Dalla rabbia per il furto alla voglia di ricominciare. A pochi giorni dal colpo subito nella nuova sede del centro storico di Vittoria, il Circolo Fotografico ASA25 lancia una raccolta fondi per acquistare nuovamente le attrezzature rubate e permettere all’associazione di riprendere pienamente le proprie attività.
Del furto ci eravamo occupati nei giorni scorsi, raccontando l’amarezza dei soci dopo la scoperta della porta d’ingresso sfondata e della sparizione di strumenti tecnici indispensabili per laboratori, mostre e altre iniziative. Adesso arriva un nuovo capitolo della vicenda: sulla piattaforma GoFundMe è stata aperta la campagna “Aiutaci a far ripartire il Circolo Fotografico ASA25”.
L’obiettivo fissato è di 3 mila euro. E la risposta non si è fatta attendere: al momento in cui scriviamo questo articolo sono già stati raccolti 985 euro attraverso 22 donazioni.

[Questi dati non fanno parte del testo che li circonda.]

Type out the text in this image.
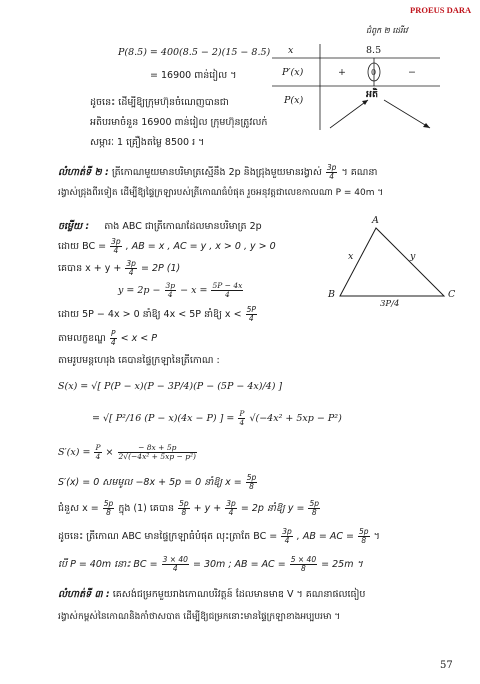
PROEUS DARA
ជំពូក ២ ដេរីវេ
P(8.5) = 400(8.5 − 2)(15 − 8.5)
= 16900 ពាន់រៀល ។
ដូចនេះ ដើម្បីឱ្យក្រុមហ៊ុនចំណេញបានជា
អតិបរមាចំនួន 16900 ពាន់រៀល ក្រុមហ៊ុនត្រូវលក់
សម្ភារៈ 1 គ្រឿងតម្លៃ 8500 រ ។
x	8.5
P′(x)	+	0	−
P(x)
អតិ
លំហាត់ទី ២ : ត្រីកោណមួយមានបរិមាត្រស្មើនឹង 2p និងជ្រុងមួយមានរង្វាស់ $\frac{3p}{4}$ ។ គណនា
រង្វាស់ជ្រុងពីរទៀត ដើម្បីឱ្យផ្ទៃក្រឡារបស់ត្រីកោណធំបំផុត រួចអនុវត្តជាលេខកាលណា P = 40m ។
A
B	C
x	y
3P/4
ចម្លើយ : តាង ABC ជាត្រីកោណដែលមានបរិមាត្រ 2p
ដោយ BC = $\frac{3p}{4}$ , AB = x , AC = y , x > 0 , y > 0
គេបាន $x + y + \frac{3p}{4} = 2P$ (1)
$y = 2p - \frac{3p}{4} - x = \frac{5P - 4x}{4}$
ដោយ 5P − 4x > 0 នាំឱ្យ 4x < 5P នាំឱ្យ $x < \frac{5P}{4}$
តាមលក្ខខណ្ឌ $\frac{P}{4} < x < P$
តាមរូបមន្តហេរុង គេបានផ្ទៃក្រឡានៃត្រីកោណ :
S(x) = √[ P(P − x)(P − 3P/4)(P − (5P − 4x)/4) ]
= √[ P²/16 (P − x)(4x − P) ] = $\frac{P}{4} √(-4x^2 + 5xp - P^2)$
$S'(x) = \frac{P}{4} \times \frac{- 8x + 5p}{\text{2√(−4x² + 5xp − p²)}}$
S′(x) = 0 សមមូល −8x + 5p = 0 នាំឱ្យ $x = \frac{5p}{8}$
ជំនួស $x = \frac{5p}{8}$ ក្នុង (1) គេបាន $\frac{5p}{8} + y + \frac{3p}{4} = 2p$ នាំឱ្យ $y = \frac{5p}{8}$
ដូចនេះ ត្រីកោណ ABC មានផ្ទៃក្រឡាធំបំផុត លុះត្រាតែ BC = $\frac{3p}{4}$ , AB = AC = $\frac{5p}{8}$ ។
បើ P = 40m នោះ BC = $\frac{3 \times 40}{4} = 30m$ ; AB = AC = $\frac{5 \times 40}{8} = 25m$ ។
លំហាត់ទី ៣ : គេសង់ជម្រកមួយរាងកោណបរិវត្តន៍ ដែលមានមាឌ V ។ គណនាផលធៀប
រង្វាស់កម្ពស់នៃកោណនិងកាំថាសបាត ដើម្បីឱ្យជម្រកនោះមានផ្ទៃក្រឡាខាងអប្បបរមា ។
57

Una prima dimostrazione concreta di solidarietà nei confronti di una realtà associativa che da oltre quindici anni opera a Vittoria, sostenuta esclusivamente attraverso i contributi volontari degli iscritti e che riunisce appassionati provenienti non soltanto dalla città, ma anche da diversi centri della provincia e da fuori territorio.
Il colpo aveva particolarmente amareggiato i soci anche perché il Circolo si era trasferito soltanto da pochi mesi nella sede del centro storico.
Chi è entrato nei locali ha sfondato la porta d’ingresso, provocato danni alla struttura e portato via diverse attrezzature tecniche. Un patrimonio costruito negli anni grazie ai contributi volontari degli iscritti, dal momento che ASA25 è un’associazione no-profit.
Strumenti utilizzati per organizzare laboratori fotografici e di camera oscura, mostre, maratone fotografiche, incontri con autori e iniziative benefiche: attività che negli anni hanno fatto del Circolo una delle realtà culturali attive sul territorio vittoriese.
Il danno economico era stato definito fin dalle prime ore “pesante”, ma direttivo e soci avevano immediatamente chiarito di non avere alcuna intenzione di arrendersi.
Già all’indomani del furto alcuni componenti dell’associazione erano tornati nella sede per iniziare a sistemare i danni provocati dall’effrazione.
La raccolta fondi rappresenta adesso un ulteriore passo verso la ripartenza. Le somme raccolte serviranno a contribuire al riacquisto del materiale sottratto e a permettere al Circolo di continuare le proprie attività.
L’appello, dunque, passa dalle parole ai fatti e viene rivolto a quanti negli anni hanno conosciuto ASA25, partecipato alle sue iniziative o semplicemente vogliono sostenere una realtà culturale colpita da un episodio che gli stessi soci avevano definito “un furto a tutta la città e a chi crede nella cultura come punto di incontro”.